# DEFECTIVE  1970 CANADIAN CLUB BOTTLE WITH A SWING INSIDE BOTTLE



## GRACE ABOUND (Apr 21, 2021)

Every Now And Then A Blind Squirrel Finds An Acorn .. Today As I Was Working With my Bottles i Found An Old 1970 Canadian Club 40 oz. Bottle On The Top Shelf Rear .It Was Very Dusty It Had A Tax Stamp 1970  So As I Wiped The Bottle I Noticed Something Inside . Maybe A Wire Or Fishing Line Attached To Both Sides .NO It Was A Glass Thread Attached To Both Sides . Have A Look .


----------



## UncleBruce (Apr 21, 2021)

That is wild!


----------



## GRACE ABOUND (Apr 21, 2021)

UncleBruce said:


> That is wild!


Thanks Bruce For The Wow . Thats About All I could Say. I Have Seen  This Before In a Soft Drink Photo   .But I Never Thought I Would ever Own One . The Photos Came Out Good .


----------



## saratogadriver (Apr 22, 2021)

I've seen birdswings in older bottles.  They seem to happen with some frequency in umbrella inks for example, but I don't believe I've ever seen an ABM bottle with a bird swing.    
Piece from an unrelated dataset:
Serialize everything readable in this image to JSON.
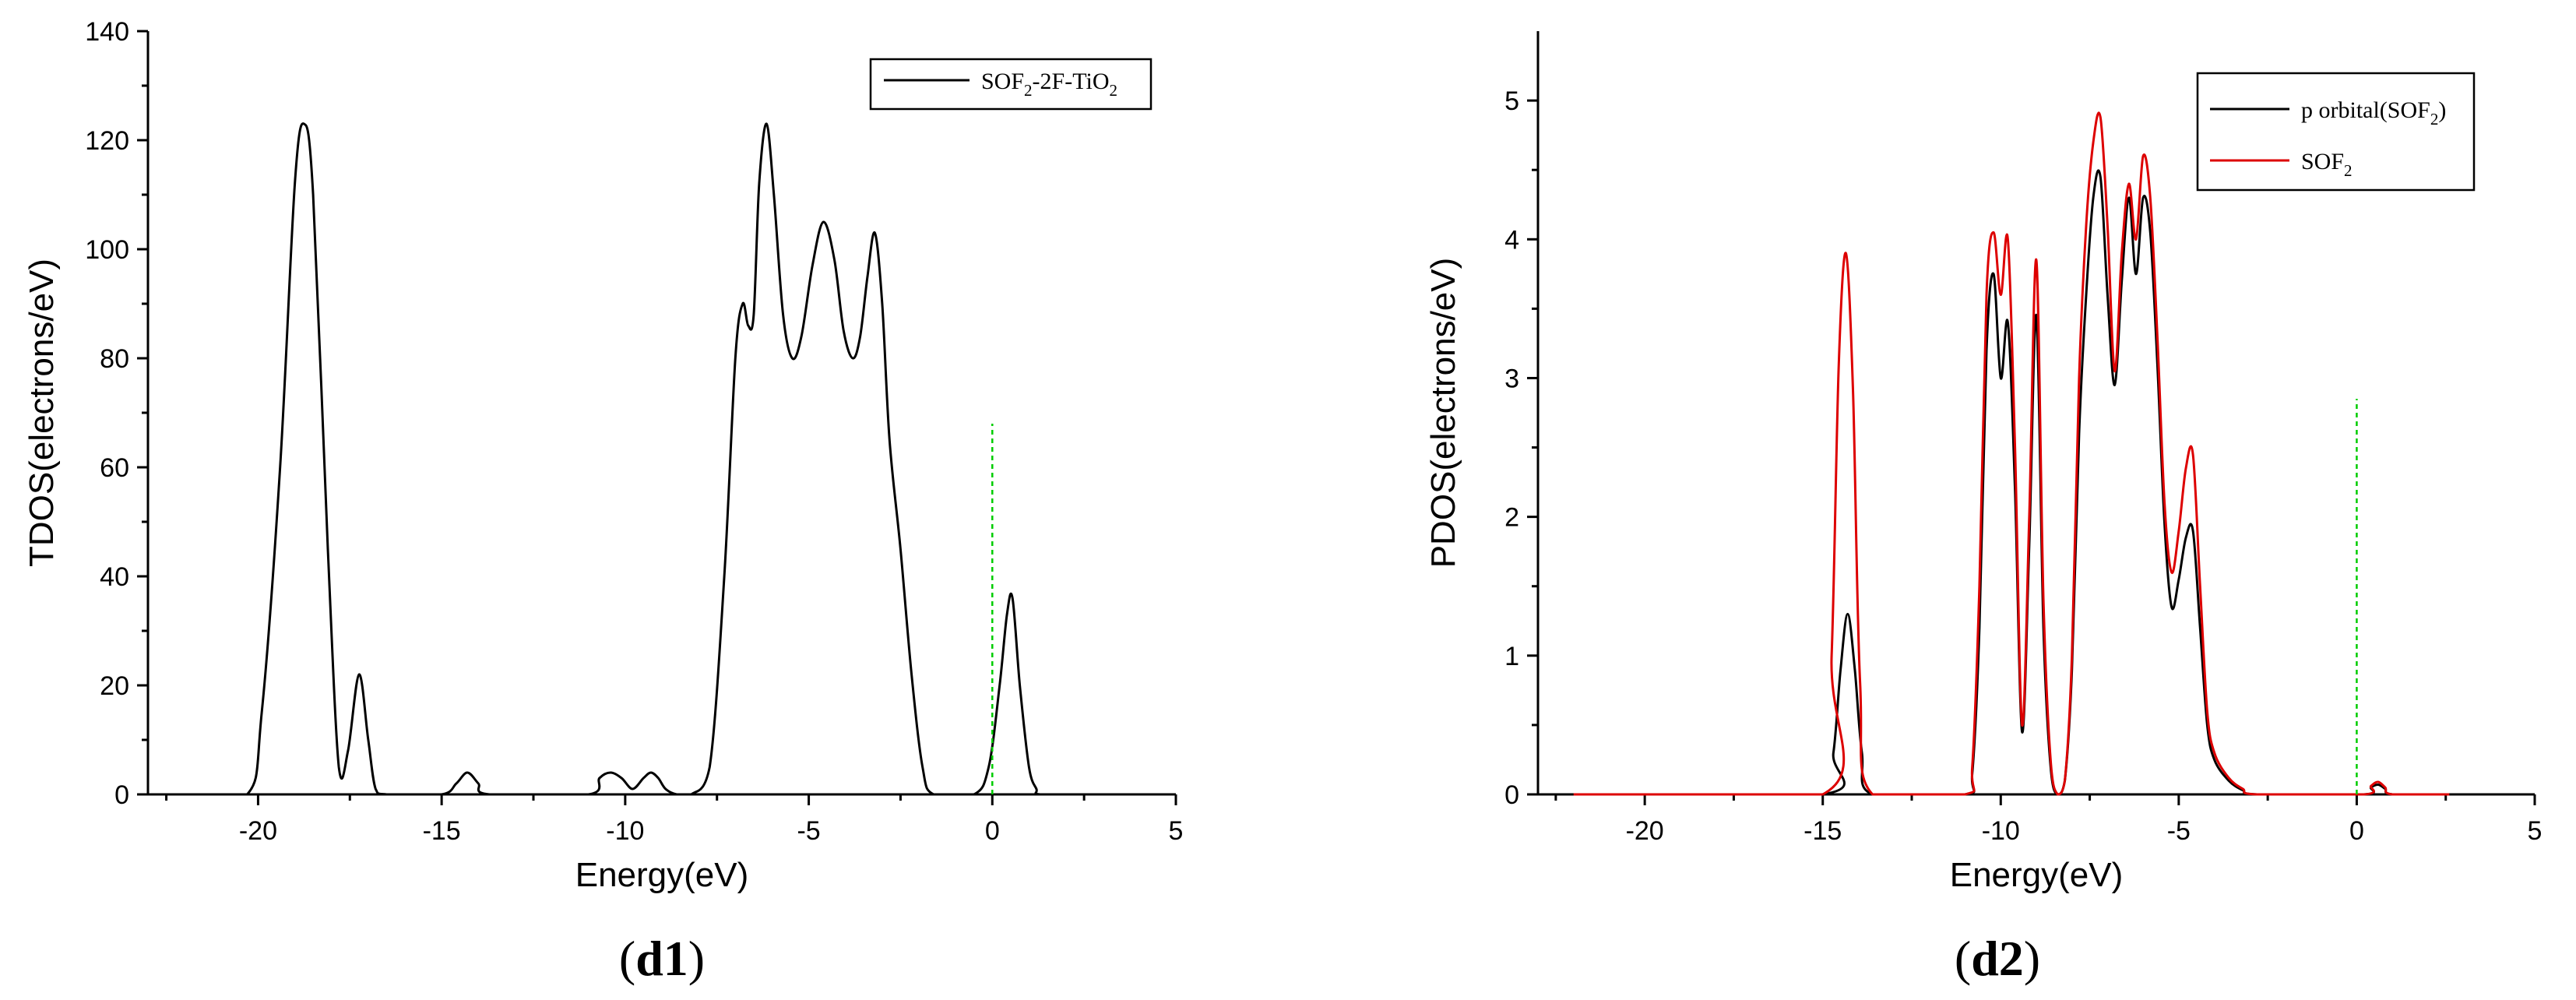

Lucky that sucker didn't break.    That would have been a particularly nasty shot of whiskey.

Jim G


----------



## GRACE ABOUND (Apr 22, 2021)

saratogadriver said:


> I've seen birdswings in older bottles.  They seem to happen with some frequency in umbrella inks for example, but I don't believe I've ever seen an ABM bottle with a bird swing.
> 
> Lucky that sucker didn't break.    That would have been a particularly nasty shot of whiskey.
> 
> Jim G


Thanks Jim For The Information, And Come back. That Would Have Been A Drink He Never Forgot.


----------